Martha Stewart Living Omnimedia (NYSE: MSO) reported a 1Q loss of $12.6 million, or 23 cents per share, versus a loss of $7.7 million, or 13 cents per share, in the year-ago period. The growing loss was partly related to investments in the company’s syndicated TV program, The Martha Stewart Show. On a positive note, revenue rose 7.4 percent to $66.7 million from $62.1 million, driven by gains across its publishing, merchandising and internet businesses. Other highlights:
— Online revenues rose 20 percent year-over-year to $3.5 million in 1Q from $2.9 million the year before, driven by 38 percent growth in ad revenue.
— Also in the online segment, the operating loss was $2.5 million in the quarter, which the company attributed to higher expenses as we invested in staff and technology related to the relaunch of its primary website.
— MSLO said that the decline in traffic was anticipated as web search engines re-index the new site. Still, the company claimed that the falloff was more modest than expected. During the first quarter, MSLO had, on average, 35.5 million pageviews per month and 2.5 million unique visitors per month. The average time spent per visit was 10 minutes. In 1Q06, those figures were 39 million pageviews per month and 2.3 million unique visitors/month in the prior year’s quarter when the average time spent/visit was 9 minutes. More to come. Earnings release |Webcast | Transcript (SeekingAlpha.com)

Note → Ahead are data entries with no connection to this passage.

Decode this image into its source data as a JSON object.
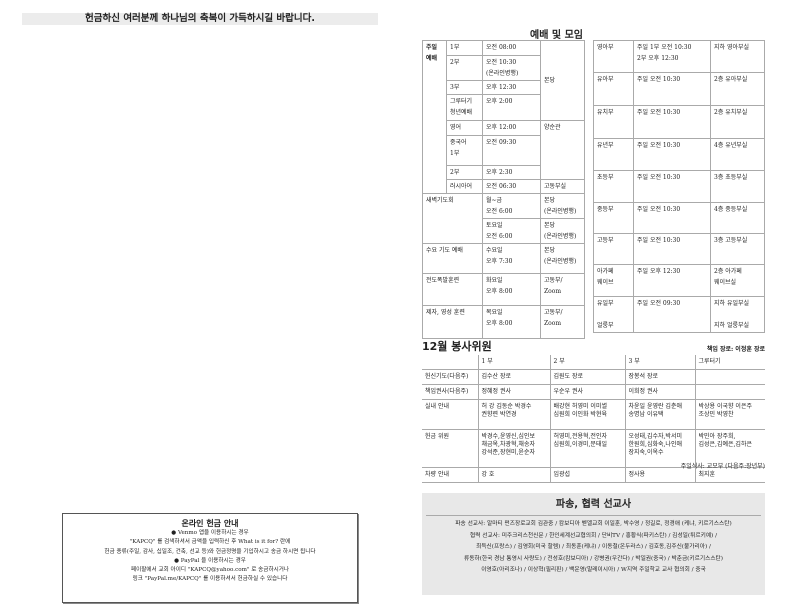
{
  "blessing": "헌금하신 여러분께 하나님의 축복이 가득하시길 바랍니다.",
  "online": {
    "title": "온라인 헌금 안내",
    "lines": [
      "● Venmo 앱을 이용하시는 경우",
      "\"KAPCQ\" 를 검색하셔서 금액을 입력하신 후 What is it for? 란에",
      "헌금 종류(주일, 감사, 십일조, 건축, 선교 등)와 헌금정명을 기입하시고 송금 하시면 됩니다",
      "● PayPal 을 이용하시는 경우",
      "페이팔에서 교회 아이디 \"KAPCQ@yahoo.com\" 로 송금하시거나",
      "링크 \"PayPal.me/KAPCQ\" 를 이용하셔서 헌금하실 수 있습니다"
    ]
  },
  "worship": {
    "title": "예배 및 모임",
    "sunday_label": "주일\n예배",
    "sunday": [
      {
        "name": "1부",
        "time": "오전 08:00"
      },
      {
        "name": "2부",
        "time": "오전 10:30\n(온라인병행)"
      },
      {
        "name": "3부",
        "time": "오후 12:30"
      },
      {
        "name": "그루터기\n청년예배",
        "time": "오후 2:00"
      },
      {
        "name": "영어",
        "time": "오후 12:00",
        "place": "양순관"
      },
      {
        "name": "중국어\n1부",
        "time": "오전 09:30"
      },
      {
        "name": "2부",
        "time": "오후  2:30"
      },
      {
        "name": "러시아어",
        "time": "오전 06:30",
        "place": "고동부실"
      }
    ],
    "sunday_main_place": "본당",
    "others": [
      {
        "name": "새벽기도회",
        "rows": [
          {
            "time": "월~금\n오전 6:00",
            "place": "본당\n(온라인병행)"
          },
          {
            "time": "토요일\n오전 6:00",
            "place": "본당\n(온라인병행)"
          }
        ]
      },
      {
        "name": "수요 기도 예배",
        "rows": [
          {
            "time": "수요일\n오후 7:30",
            "place": "본당\n(온라인병행)"
          }
        ]
      },
      {
        "name": "전도폭발훈련",
        "rows": [
          {
            "time": "화요일\n오후 8:00",
            "place": "고동부/\nZoom"
          }
        ]
      },
      {
        "name": "제자, 영성 훈련",
        "rows": [
          {
            "time": "목요일\n오후 8:00",
            "place": "고동부/\nZoom"
          }
        ]
      }
    ],
    "departments": [
      {
        "name": "영아부",
        "time": "주일 1부 오전 10:30\n       2부 오후 12:30",
        "place": "지하 영아부실"
      },
      {
        "name": "유아부",
        "time": "주일      오전 10:30",
        "place": "2층 유아부실"
      },
      {
        "name": "유치부",
        "time": "주일      오전 10:30",
        "place": "2층 유치부실"
      },
      {
        "name": "유년부",
        "time": "주일        오전 10:30",
        "place": "4층 유년부실"
      },
      {
        "name": "초등부",
        "time": "주일      오전 10:30",
        "place": "3층 초등부실"
      },
      {
        "name": "중등부",
        "time": "주일      오전 10:30",
        "place": "4층 중등부실"
      },
      {
        "name": "고등부",
        "time": "주일      오전 10:30",
        "place": "3층 고등부실"
      },
      {
        "name": "아가페\n웨이브",
        "time": "주일      오후 12:30",
        "place": "2층 아가페\n웨이브실"
      },
      {
        "name": "유일부\n\n얼룽부",
        "time": "주일      오전 09:30",
        "place": "지하 유일부실\n\n지하 얼룽부실"
      }
    ]
  },
  "volunteers": {
    "title": "12월 봉사위원",
    "elder": "책임 장로: 이정훈 장로",
    "headers": [
      "",
      "1 부",
      "2 부",
      "3 부",
      "그루터기"
    ],
    "rows": [
      [
        "헌신기도(다음주)",
        "김수산 장로",
        "김원도 장로",
        "장봉석 장로",
        ""
      ],
      [
        "책임권사(다음주)",
        "정혜정 권사",
        "우순우 권사",
        "이희정 권사",
        ""
      ],
      [
        "실내 안내",
        "허 강 김동순 박경수\n권향련 박연경",
        "배강현 허영미 이미썰\n심원희 이인화 박현육",
        "차윤일 윤영란 김춘애\n송명남 이유택",
        "박상용 이국향 이은주\n조상민 박영찬"
      ],
      [
        "헌금 위원",
        "박경수,윤영신,심인보\n채금옥,차광혁,채송자\n강석준,장현미,윤순자",
        "허영미,전용혁,전인자\n심원희,이경미,문태일",
        "오성태,김수자,박서미\n한원희,심화숙,나인애\n장지숙,이옥수",
        "박민아 장주희,\n김성은,김예은,김하은"
      ],
      [
        "차량 안내",
        "강 호",
        "임광섭",
        "정사용",
        "최지훈"
      ]
    ],
    "footer": "주일식사: 교모부 (다음주:장년부)"
  },
  "mission": {
    "title": "파송, 협력 선교사",
    "lines": [
      "파송 선교사: 알마티 펀즈장로교회 김관중 / 캄보디아 벧엘교회 이일훈, 박수영 / 정길로, 정경애 (케냐, 키르기스스탄)",
      "협력 선교사: 미주크리스천신문 / 한인세계선교협의회 / 단비TV / 홍황식(파키스탄) / 김성일(튀르키예) /",
      "최득신(프랑스) / 김영회(미국 할렘) / 최동훈(케냐) / 이동철(온두라스) / 김호동,김주신(불가리아) /",
      "류동하(한국 경남 통영시 사량도) / 전성호(캄보디아) / 강병권(우간다) / 박일권(중국) / 박춘금(키르기스스탄)",
      "이영호(아리조나) / 이상혁(필리핀) / 백운영(말레이시아) / W지역 주일학교 교사 협의회 / 중국"
    ]
  }
}
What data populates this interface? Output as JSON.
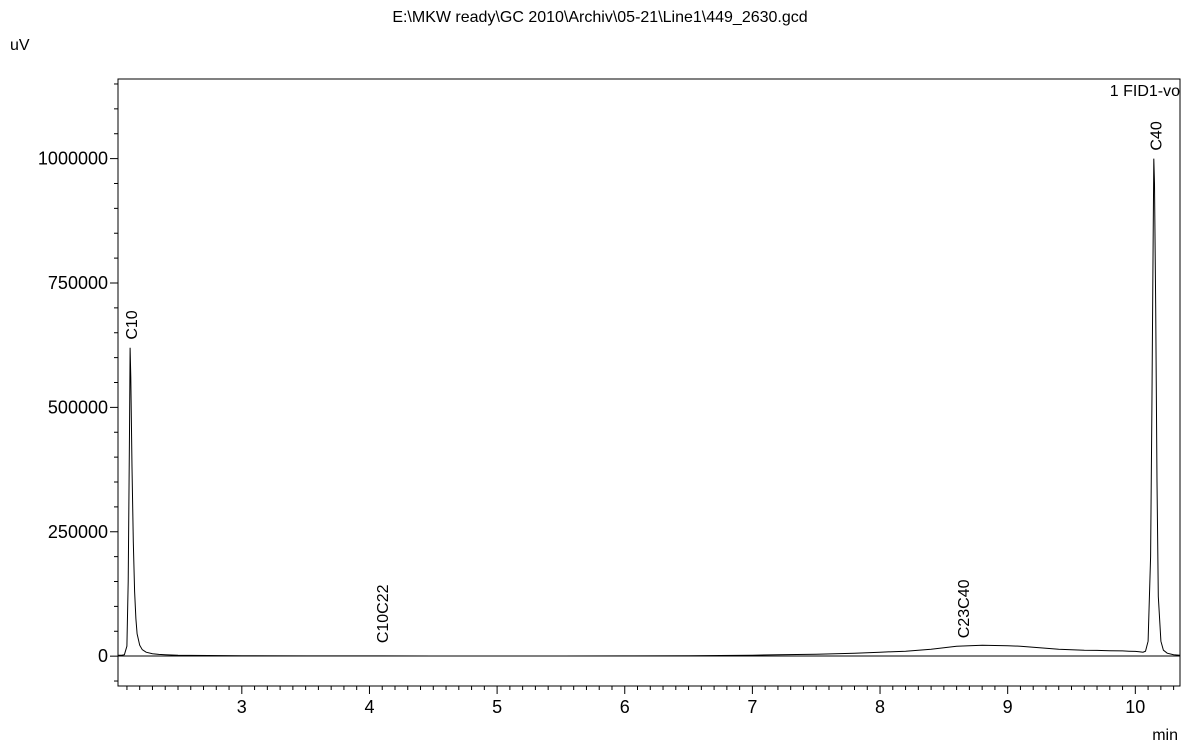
{
  "chart_data": {
    "type": "line",
    "title": "E:\\MKW ready\\GC 2010\\Archiv\\05-21\\Line1\\449_2630.gcd",
    "ylabel": "uV",
    "xlabel": "min",
    "channel_label": "1 FID1-vo",
    "xlim": [
      2.03,
      10.35
    ],
    "ylim": [
      -60000,
      1160000
    ],
    "x_ticks": [
      3,
      4,
      5,
      6,
      7,
      8,
      9,
      10
    ],
    "y_ticks": [
      0,
      250000,
      500000,
      750000,
      1000000
    ],
    "x_tick_labels": [
      "3",
      "4",
      "5",
      "6",
      "7",
      "8",
      "9",
      "10"
    ],
    "y_tick_labels": [
      "0",
      "250000",
      "500000",
      "750000",
      "1000000"
    ],
    "grid": false,
    "series": [
      {
        "x": [
          2.03,
          2.06,
          2.08,
          2.1,
          2.11,
          2.12,
          2.125,
          2.13,
          2.14,
          2.15,
          2.16,
          2.17,
          2.18,
          2.2,
          2.22,
          2.25,
          2.3,
          2.35,
          2.4,
          2.5,
          2.6,
          3.0,
          3.5,
          4.0,
          4.5,
          5.0,
          5.5,
          6.0,
          6.5,
          7.0,
          7.2,
          7.5,
          7.8,
          8.0,
          8.2,
          8.4,
          8.5,
          8.6,
          8.7,
          8.8,
          8.9,
          9.0,
          9.1,
          9.2,
          9.3,
          9.4,
          9.5,
          9.6,
          9.7,
          9.8,
          9.9,
          9.95,
          10.0,
          10.03,
          10.06,
          10.08,
          10.1,
          10.12,
          10.13,
          10.14,
          10.145,
          10.15,
          10.16,
          10.17,
          10.18,
          10.2,
          10.22,
          10.25,
          10.3,
          10.35
        ],
        "y": [
          2000,
          2000,
          3000,
          20000,
          150000,
          450000,
          620000,
          560000,
          380000,
          230000,
          130000,
          75000,
          45000,
          22000,
          13000,
          8000,
          5000,
          3500,
          3000,
          2000,
          1500,
          800,
          500,
          400,
          300,
          200,
          200,
          400,
          800,
          2000,
          2800,
          4000,
          6000,
          8000,
          10000,
          14000,
          17000,
          20000,
          21000,
          22000,
          21500,
          21000,
          20000,
          18000,
          16000,
          14000,
          13000,
          12000,
          11500,
          11000,
          10500,
          10000,
          9500,
          9000,
          8000,
          10000,
          30000,
          200000,
          500000,
          850000,
          1000000,
          950000,
          700000,
          350000,
          120000,
          30000,
          12000,
          6000,
          3000,
          2000
        ]
      }
    ],
    "peaks": [
      {
        "label": "C10",
        "x": 2.13,
        "y": 620000
      },
      {
        "label": "C10C22",
        "x": 4.1,
        "y": 10000
      },
      {
        "label": "C23C40",
        "x": 8.65,
        "y": 20000
      },
      {
        "label": "C40",
        "x": 10.16,
        "y": 1000000
      }
    ]
  }
}
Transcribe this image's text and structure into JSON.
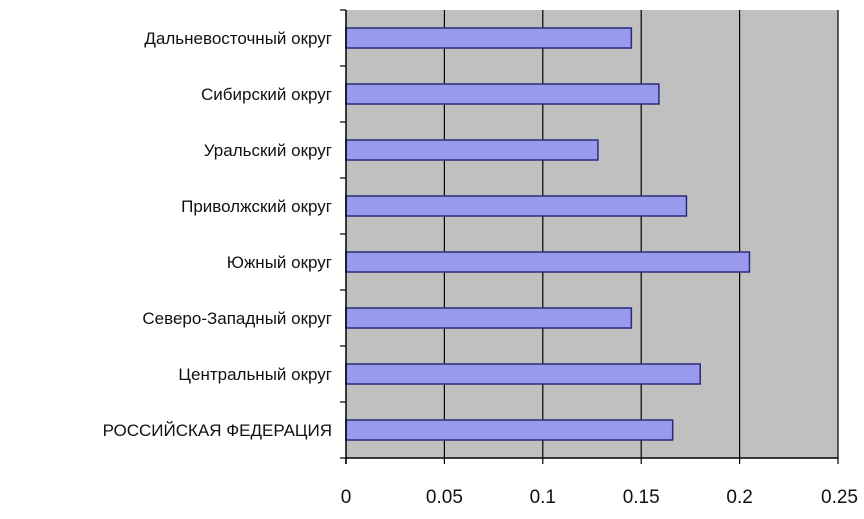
{
  "chart_data": {
    "type": "bar",
    "orientation": "horizontal",
    "title": "",
    "xlabel": "",
    "ylabel": "",
    "categories": [
      "Дальневосточный округ",
      "Сибирский округ",
      "Уральский округ",
      "Приволжский округ",
      "Южный округ",
      "Северо-Западный округ",
      "Центральный округ",
      "РОССИЙСКАЯ ФЕДЕРАЦИЯ"
    ],
    "values": [
      0.145,
      0.159,
      0.128,
      0.173,
      0.205,
      0.145,
      0.18,
      0.166
    ],
    "xlim": [
      0,
      0.25
    ],
    "xticks": [
      0,
      0.05,
      0.1,
      0.15,
      0.2,
      0.25
    ],
    "xtick_labels": [
      "0",
      "0.05",
      "0.1",
      "0.15",
      "0.2",
      "0.25"
    ],
    "grid": "vertical",
    "legend": "none",
    "colors": {
      "bar_fill": "#9999ee",
      "bar_stroke": "#2a2a7a",
      "plot_bg": "#c0c0c0",
      "grid": "#000000",
      "axis": "#000000"
    }
  }
}
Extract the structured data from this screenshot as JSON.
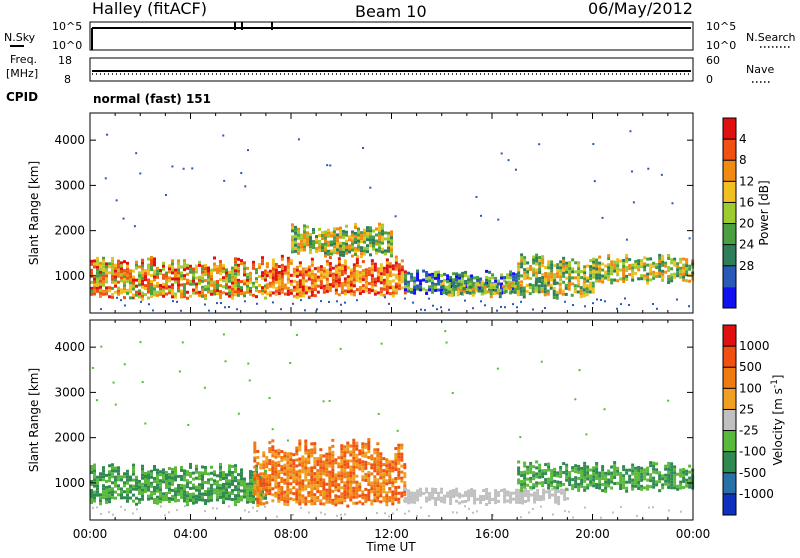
{
  "header": {
    "station": "Halley (fitACF)",
    "beam": "Beam 10",
    "date": "06/May/2012"
  },
  "top_panels": {
    "nsky_label": "N.Sky",
    "nsky_ticks": [
      "10^5",
      "10^0"
    ],
    "nsearch_label": "N.Search",
    "nsearch_ticks": [
      "10^5",
      "10^0"
    ],
    "freq_label_1": "Freq.",
    "freq_label_2": "[MHz]",
    "freq_ticks": [
      "18",
      "8"
    ],
    "nave_label": "Nave",
    "nave_ticks": [
      "60",
      "0"
    ],
    "cpid_label": "CPID",
    "cpid_text": "normal (fast) 151"
  },
  "chart_data": [
    {
      "type": "heatmap",
      "title": "",
      "xlabel": "Time UT",
      "ylabel": "Slant Range [km]",
      "x_ticks": [
        "00:00",
        "04:00",
        "08:00",
        "12:00",
        "16:00",
        "20:00",
        "00:00"
      ],
      "y_ticks": [
        1000,
        2000,
        3000,
        4000
      ],
      "xlim_hours": [
        0,
        24
      ],
      "ylim_km": [
        180,
        4600
      ],
      "colorbar": {
        "label": "Power [dB]",
        "ticks": [
          "4",
          "8",
          "12",
          "16",
          "20",
          "24",
          "28"
        ],
        "range": [
          0,
          30
        ],
        "colors": [
          "#1010f0",
          "#2a5ab8",
          "#2e7e5a",
          "#4aa040",
          "#9ccc30",
          "#f0c020",
          "#f08a10",
          "#f05010",
          "#e01010"
        ]
      },
      "echo_bands": [
        {
          "t_start": 0.0,
          "t_end": 7.0,
          "r_low": 560,
          "r_high": 1450,
          "level": "high"
        },
        {
          "t_start": 7.0,
          "t_end": 12.5,
          "r_low": 600,
          "r_high": 1500,
          "level": "very-high"
        },
        {
          "t_start": 8.0,
          "t_end": 12.0,
          "r_low": 1500,
          "r_high": 2200,
          "level": "medium"
        },
        {
          "t_start": 12.5,
          "t_end": 17.0,
          "r_low": 650,
          "r_high": 1150,
          "level": "low"
        },
        {
          "t_start": 14.0,
          "t_end": 20.0,
          "r_low": 600,
          "r_high": 900,
          "level": "medium"
        },
        {
          "t_start": 17.0,
          "t_end": 24.0,
          "r_low": 900,
          "r_high": 1500,
          "level": "medium"
        }
      ]
    },
    {
      "type": "heatmap",
      "title": "",
      "xlabel": "Time UT",
      "ylabel": "Slant Range [km]",
      "x_ticks": [
        "00:00",
        "04:00",
        "08:00",
        "12:00",
        "16:00",
        "20:00",
        "00:00"
      ],
      "y_ticks": [
        1000,
        2000,
        3000,
        4000
      ],
      "xlim_hours": [
        0,
        24
      ],
      "ylim_km": [
        180,
        4600
      ],
      "colorbar": {
        "label": "Velocity [m s^-1]",
        "ticks": [
          "1000",
          "500",
          "100",
          "25",
          "-25",
          "-100",
          "-500",
          "-1000"
        ],
        "colors": [
          "#1030c0",
          "#2a70a8",
          "#2e8a50",
          "#5ab83a",
          "#c0c0c0",
          "#f0a020",
          "#f07a10",
          "#f05010",
          "#e01010"
        ]
      },
      "echo_bands": [
        {
          "t_start": 0.0,
          "t_end": 7.0,
          "r_low": 600,
          "r_high": 1450,
          "level": "toward-slow"
        },
        {
          "t_start": 6.5,
          "t_end": 12.5,
          "r_low": 550,
          "r_high": 2000,
          "level": "away-medium"
        },
        {
          "t_start": 12.5,
          "t_end": 19.0,
          "r_low": 600,
          "r_high": 900,
          "level": "ground-scatter"
        },
        {
          "t_start": 17.0,
          "t_end": 24.0,
          "r_low": 900,
          "r_high": 1500,
          "level": "toward-slow"
        }
      ]
    }
  ]
}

— Update: MSLO has three online revenue drivers, CFO Howard Hochhauser told listeners on the morning conference call (according to the SeekingAlpha transcript): advertising, digital products and its flowers business. The company plans to spend an incremental $500,000 to $1 million into additional marketing programs to help drive traffic in the second-half of 2007. “Over the past year, we have grown our internet cost base to a level that we think positions us well to drive meaningful revenue growth in 2007 and 2008. Ad revenue growth is our key focus and we continue to believe we can double our online ad revenue in 2007. Much of that revenue will come in the second-half of the year,” Hochhauser said.